Posted by narnia, a resident of another community, on Aug 31, 2011 at 2:58 pm
I'm so glad none of the teenagers were from East Palo Alto or they woud have had a criminal record waiting for them and damaging their lives. There would be no shortage of indignation if race and social standing were different. The only good thing coming out of this is that now we know just where the authorities stand , if arson, with an explosive no less, is to be considered to mild an offense for consequences for the perpetrator. Where is the law when we need it?
Posted by sara, a resident of the Portola Valley: other neighborhood, on Aug 31, 2011 at 7:06 pm
And what exactly were they doing with baseball bats and mail boxes?
If they were using gasoline to start the fires, how was that transported, in a car I assume. Over the course of 3 days?! These are troubled kids involved in potentially very dangerous criminal activities and they need to be shamed and then taught that this will not be tolerated in our community. I feel badly for the other younger kids at Woodside Elementary that they were exposed to this and the fears they may now have.
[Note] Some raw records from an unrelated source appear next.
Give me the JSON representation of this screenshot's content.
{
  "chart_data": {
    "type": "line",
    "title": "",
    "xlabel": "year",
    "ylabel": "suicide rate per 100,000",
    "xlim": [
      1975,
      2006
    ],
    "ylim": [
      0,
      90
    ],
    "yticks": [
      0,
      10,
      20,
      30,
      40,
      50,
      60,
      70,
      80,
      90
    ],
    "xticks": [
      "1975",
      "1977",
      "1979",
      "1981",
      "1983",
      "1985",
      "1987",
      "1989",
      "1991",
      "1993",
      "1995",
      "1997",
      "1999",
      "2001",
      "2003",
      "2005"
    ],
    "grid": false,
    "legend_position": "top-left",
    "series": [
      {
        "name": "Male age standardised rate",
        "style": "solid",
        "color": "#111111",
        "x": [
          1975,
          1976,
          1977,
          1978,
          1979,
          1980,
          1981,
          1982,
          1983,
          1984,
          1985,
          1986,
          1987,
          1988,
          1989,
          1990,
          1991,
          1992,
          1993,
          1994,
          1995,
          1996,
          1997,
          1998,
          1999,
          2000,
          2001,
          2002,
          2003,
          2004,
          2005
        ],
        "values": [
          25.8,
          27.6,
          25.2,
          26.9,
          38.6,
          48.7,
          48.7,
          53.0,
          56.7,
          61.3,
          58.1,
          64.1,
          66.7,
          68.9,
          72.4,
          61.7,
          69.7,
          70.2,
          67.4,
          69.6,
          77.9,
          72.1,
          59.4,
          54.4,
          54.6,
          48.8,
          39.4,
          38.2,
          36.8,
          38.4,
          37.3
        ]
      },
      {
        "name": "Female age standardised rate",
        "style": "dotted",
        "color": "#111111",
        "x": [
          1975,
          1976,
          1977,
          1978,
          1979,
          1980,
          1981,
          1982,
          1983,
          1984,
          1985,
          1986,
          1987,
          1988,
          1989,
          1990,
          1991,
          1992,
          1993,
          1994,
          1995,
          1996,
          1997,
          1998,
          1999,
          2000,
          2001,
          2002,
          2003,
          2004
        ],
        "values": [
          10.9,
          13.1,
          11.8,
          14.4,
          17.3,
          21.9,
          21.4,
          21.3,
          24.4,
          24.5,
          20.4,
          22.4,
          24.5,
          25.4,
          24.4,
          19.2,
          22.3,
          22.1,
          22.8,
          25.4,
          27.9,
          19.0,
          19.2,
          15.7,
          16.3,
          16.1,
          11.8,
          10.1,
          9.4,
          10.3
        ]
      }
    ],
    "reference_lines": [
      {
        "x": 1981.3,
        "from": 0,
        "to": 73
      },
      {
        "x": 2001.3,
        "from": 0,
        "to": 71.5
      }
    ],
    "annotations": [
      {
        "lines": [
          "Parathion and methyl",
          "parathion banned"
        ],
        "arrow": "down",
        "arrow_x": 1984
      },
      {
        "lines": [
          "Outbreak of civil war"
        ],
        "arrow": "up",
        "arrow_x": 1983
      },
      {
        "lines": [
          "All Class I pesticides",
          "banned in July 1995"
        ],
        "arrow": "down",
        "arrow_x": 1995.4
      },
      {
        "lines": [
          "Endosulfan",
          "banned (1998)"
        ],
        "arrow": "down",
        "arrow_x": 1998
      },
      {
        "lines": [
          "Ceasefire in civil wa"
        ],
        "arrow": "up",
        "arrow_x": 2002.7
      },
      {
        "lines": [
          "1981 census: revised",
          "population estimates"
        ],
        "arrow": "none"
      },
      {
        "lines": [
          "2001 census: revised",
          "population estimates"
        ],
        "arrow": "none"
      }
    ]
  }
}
Posted by Horkan, a resident of the Woodside: Kings Mountain/Skyline neighborhood, on Oct 15, 2011 at 4:39 am
rich kids with too much time on their hands with parents who are out chasing money and pushing their causes. now the kids and parents can reflect on this and rebound and learn or fizzle which probably will be the case.
Posted by student1, a resident of the Menlo Park: other neighborhood, on Nov 10, 2011 at 7:15 am
clearly none of you know what actually happened here. But fortunately i know the entire story. In a nutshell, the kids who were sent to juvie were the ones actually committing the crimes. The others were not even there and basically were friends of those kids. Then the guilty teens tagged them in a facebook post; they were guilty by association. So therefore they were sentenced to classes and community service for......Being friends with the wrong people. They actually did nothing wrong. So all of you who believe money bought them out, I beg to differ. Those who actually did the crime, were sentenced to a couple months in jail.